Sarcoidosis disease is a condition in which a patient’s immune system cells do not go away after dealing with a potential infection. These cells come together forming granulomas, or lumps, which are manifested as inflammation. The disease can attack any organ in the body but is most commonly begun in the lungs, lymph nodes, or skin. From these starting points, sarcoidosis can spread anywhere, frequently attacking the eyes or liver. In rarer, but more serious cases, the disease can penetrate the heart or brain and be fatal. Granulomas that come together inside an organ can alter the way that particular organ functions, resulting in various symptoms depending on which organ in the body has been attacked.
Sarcoidosis and the immune system
It is not understood why the immune system cells do not dissipate after treatment of an infection. Thus, there is no known cause for sarcoidosis, but there are certain groups of people that are more prone to the disease. Sarcoidosis affects African Americans and Northern Europeans more than other groups and is more likely to be discovered in women. In addition, a family history of the disease can be an indicator that a person may be diagnosed with sarcoidosis. While many patients may experience no symptoms at all, some sets of sarcoidosis symptoms exist that are classified by other names. One of these common sets is known as Lofgren’s syndrome and is indicated by the presence of fever, inflamed lymph nodes, arthritis, and erythema nodosum, which is a rash comprised of purple or red bumps that appear on a patient’s shins or ankles. Generally, the rash has a tenderness and warmness when touched. Other common signs of the disease include the following: fatigue, depression, weight loss, night sweating, and skin discoloration or ulcers. Internally, sarcoidosis symptoms can include organ damage, lung scarring, or skin conditions such as lupus pernio.

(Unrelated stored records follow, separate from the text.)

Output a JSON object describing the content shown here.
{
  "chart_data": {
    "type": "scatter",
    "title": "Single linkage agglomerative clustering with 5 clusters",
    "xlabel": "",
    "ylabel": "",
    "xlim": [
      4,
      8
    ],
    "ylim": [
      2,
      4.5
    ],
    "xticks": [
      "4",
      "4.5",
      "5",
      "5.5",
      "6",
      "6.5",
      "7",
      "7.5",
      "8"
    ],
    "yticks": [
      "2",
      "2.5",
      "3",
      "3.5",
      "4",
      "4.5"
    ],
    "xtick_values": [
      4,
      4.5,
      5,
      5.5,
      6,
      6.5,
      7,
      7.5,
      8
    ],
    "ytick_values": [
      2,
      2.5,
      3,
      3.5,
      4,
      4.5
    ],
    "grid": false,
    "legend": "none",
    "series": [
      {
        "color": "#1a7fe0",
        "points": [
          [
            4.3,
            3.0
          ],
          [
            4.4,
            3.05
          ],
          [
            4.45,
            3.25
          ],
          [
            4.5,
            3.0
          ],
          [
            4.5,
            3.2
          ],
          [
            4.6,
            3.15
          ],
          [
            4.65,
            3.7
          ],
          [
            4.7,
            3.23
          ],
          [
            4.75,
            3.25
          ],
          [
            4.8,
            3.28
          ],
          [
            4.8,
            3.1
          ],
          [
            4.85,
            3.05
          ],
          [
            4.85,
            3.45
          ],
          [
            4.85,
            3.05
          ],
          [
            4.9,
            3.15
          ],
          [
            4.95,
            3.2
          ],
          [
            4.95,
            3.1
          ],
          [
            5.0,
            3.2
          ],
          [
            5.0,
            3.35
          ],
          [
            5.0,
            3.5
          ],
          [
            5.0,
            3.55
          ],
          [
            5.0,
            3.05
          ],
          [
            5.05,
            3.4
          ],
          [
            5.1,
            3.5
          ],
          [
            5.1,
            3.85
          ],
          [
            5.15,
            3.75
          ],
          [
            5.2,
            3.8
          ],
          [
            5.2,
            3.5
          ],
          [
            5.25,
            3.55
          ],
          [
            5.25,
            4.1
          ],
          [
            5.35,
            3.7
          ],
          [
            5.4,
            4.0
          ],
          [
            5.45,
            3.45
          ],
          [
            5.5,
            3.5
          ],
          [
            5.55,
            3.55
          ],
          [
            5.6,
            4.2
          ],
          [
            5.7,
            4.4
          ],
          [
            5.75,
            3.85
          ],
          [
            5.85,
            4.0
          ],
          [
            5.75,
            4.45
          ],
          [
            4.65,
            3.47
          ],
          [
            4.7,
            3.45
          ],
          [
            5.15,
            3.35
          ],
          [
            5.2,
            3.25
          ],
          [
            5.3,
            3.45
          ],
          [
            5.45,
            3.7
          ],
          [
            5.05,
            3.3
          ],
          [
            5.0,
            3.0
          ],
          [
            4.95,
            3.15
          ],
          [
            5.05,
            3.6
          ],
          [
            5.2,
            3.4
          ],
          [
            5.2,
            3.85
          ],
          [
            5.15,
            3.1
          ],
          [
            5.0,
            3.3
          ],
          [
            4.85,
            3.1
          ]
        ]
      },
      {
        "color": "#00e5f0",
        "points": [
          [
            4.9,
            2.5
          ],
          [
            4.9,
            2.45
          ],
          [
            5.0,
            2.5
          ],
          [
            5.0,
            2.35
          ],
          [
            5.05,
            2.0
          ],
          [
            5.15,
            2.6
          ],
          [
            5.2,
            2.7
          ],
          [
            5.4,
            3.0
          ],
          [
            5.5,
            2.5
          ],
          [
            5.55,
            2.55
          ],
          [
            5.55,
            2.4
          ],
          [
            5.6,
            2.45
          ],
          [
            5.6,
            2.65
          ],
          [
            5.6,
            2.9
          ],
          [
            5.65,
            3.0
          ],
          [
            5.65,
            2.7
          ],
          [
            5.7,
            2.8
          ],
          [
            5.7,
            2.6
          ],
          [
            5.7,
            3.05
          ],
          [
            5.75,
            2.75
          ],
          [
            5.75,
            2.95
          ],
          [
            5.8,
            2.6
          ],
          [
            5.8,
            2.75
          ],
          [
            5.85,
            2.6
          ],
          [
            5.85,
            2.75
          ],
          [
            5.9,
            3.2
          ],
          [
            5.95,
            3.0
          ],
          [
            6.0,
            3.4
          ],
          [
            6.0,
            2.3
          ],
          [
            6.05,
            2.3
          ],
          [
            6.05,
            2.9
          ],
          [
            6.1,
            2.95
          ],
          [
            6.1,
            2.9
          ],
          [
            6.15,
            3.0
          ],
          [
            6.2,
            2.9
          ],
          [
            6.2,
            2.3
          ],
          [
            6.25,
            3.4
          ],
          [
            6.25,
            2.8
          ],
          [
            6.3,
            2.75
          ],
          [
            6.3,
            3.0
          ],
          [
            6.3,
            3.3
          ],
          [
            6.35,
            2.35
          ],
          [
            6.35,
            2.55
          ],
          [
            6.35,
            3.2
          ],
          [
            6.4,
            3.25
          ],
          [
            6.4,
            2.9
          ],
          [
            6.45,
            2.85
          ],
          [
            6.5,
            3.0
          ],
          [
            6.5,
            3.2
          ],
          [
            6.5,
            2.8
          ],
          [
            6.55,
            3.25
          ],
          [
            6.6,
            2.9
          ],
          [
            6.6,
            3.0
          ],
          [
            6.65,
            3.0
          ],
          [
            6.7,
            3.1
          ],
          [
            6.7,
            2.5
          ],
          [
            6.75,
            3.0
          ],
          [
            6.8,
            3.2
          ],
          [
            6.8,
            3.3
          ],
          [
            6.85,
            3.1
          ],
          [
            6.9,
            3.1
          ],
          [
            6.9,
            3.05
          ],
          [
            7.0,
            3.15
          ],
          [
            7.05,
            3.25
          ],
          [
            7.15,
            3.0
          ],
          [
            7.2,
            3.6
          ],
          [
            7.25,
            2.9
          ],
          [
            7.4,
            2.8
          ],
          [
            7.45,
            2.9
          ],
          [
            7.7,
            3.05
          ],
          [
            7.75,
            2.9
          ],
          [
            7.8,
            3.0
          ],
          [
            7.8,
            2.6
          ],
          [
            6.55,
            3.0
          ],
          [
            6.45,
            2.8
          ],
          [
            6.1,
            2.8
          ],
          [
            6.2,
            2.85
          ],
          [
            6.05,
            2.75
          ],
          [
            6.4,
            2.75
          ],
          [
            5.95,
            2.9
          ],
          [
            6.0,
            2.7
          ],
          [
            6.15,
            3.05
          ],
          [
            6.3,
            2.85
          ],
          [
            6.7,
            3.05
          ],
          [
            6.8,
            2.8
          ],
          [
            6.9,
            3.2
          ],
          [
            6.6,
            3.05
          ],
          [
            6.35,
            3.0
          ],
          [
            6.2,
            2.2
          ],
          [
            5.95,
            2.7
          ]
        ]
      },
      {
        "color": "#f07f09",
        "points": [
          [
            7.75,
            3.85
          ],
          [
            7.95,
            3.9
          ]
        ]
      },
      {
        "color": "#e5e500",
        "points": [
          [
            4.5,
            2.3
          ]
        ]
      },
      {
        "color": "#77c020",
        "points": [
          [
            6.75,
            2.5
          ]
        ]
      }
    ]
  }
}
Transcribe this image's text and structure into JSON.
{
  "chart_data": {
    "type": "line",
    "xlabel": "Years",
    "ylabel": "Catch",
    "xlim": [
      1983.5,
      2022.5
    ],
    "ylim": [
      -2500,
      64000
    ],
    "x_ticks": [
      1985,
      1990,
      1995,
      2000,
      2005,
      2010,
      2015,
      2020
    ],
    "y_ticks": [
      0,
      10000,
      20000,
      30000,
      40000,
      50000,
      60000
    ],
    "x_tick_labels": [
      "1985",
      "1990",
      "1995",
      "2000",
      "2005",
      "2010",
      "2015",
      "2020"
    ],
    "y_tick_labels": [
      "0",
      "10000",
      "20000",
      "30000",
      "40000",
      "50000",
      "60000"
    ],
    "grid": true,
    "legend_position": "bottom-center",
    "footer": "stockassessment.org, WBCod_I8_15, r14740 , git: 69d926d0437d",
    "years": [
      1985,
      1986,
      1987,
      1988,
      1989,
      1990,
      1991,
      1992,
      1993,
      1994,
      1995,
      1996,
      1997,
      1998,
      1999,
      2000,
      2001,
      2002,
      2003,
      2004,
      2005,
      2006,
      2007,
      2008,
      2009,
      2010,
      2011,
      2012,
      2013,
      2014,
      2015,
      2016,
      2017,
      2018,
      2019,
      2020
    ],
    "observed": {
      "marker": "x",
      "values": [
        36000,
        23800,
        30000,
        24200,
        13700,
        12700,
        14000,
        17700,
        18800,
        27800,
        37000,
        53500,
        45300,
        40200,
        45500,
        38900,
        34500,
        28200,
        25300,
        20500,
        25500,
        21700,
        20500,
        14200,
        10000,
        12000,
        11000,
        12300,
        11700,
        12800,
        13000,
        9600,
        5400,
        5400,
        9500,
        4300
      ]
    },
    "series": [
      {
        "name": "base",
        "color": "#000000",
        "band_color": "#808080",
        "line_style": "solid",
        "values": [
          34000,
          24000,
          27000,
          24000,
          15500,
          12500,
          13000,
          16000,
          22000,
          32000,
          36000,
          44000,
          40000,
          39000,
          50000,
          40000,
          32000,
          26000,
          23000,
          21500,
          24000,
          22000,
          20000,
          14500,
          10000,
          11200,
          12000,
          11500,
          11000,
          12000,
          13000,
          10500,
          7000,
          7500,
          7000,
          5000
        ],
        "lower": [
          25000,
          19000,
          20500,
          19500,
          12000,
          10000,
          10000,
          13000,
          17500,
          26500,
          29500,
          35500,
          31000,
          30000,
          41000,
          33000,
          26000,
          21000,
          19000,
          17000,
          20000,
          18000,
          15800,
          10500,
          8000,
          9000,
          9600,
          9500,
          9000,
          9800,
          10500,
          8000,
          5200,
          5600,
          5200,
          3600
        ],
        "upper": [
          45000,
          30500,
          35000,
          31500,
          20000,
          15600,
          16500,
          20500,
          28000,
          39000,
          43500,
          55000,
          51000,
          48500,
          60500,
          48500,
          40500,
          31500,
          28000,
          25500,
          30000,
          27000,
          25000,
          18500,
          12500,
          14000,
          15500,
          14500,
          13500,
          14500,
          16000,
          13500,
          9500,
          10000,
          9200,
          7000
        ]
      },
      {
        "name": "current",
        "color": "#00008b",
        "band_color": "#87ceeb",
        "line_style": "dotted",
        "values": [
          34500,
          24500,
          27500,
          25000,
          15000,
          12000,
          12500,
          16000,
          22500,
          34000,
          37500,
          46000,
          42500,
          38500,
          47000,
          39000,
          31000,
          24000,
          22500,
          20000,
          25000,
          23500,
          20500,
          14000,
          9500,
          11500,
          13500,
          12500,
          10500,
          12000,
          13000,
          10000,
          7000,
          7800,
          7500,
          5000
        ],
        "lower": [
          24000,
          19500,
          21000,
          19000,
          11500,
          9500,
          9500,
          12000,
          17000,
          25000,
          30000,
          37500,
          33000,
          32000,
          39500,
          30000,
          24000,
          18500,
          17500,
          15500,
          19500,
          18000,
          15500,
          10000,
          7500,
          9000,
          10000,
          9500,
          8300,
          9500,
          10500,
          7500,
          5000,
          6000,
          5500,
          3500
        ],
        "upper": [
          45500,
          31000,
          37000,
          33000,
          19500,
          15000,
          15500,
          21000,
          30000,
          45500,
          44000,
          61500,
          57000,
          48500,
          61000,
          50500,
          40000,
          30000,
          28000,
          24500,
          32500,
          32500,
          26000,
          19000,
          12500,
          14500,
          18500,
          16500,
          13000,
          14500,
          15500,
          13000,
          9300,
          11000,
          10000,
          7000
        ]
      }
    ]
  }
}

Depending on which organs are affected sarcoidosis treatment can vary as well. In some cases, no treatment is needed and a natural recovery can be expected with minimal complications. In many cases where the skin is affected, a local physician will prescribe a topical medication or other pharmaceutical treatment to combat the disease. Sarcoidosis treatment is not always effective, though. For half of the patients diagnosed with sarcoidosis, remission is common within three years. In ten years after diagnosis, 67 percent of patients experience remission. However, only one in twenty patients experience a full relapse. While in remission the disease is not active. Current health research is being done to identify new and better ways to treat sarcoidosis.
Patients who notice a chronic or persistent inflammation should report the issue to a local doctor. As the disease is capable of spreading to other parts of the body, the sooner it is detected, the sooner it can be treated. Sarcoidosis disease can be a minor problem or major and care should be taken to find treatment immediately after detection.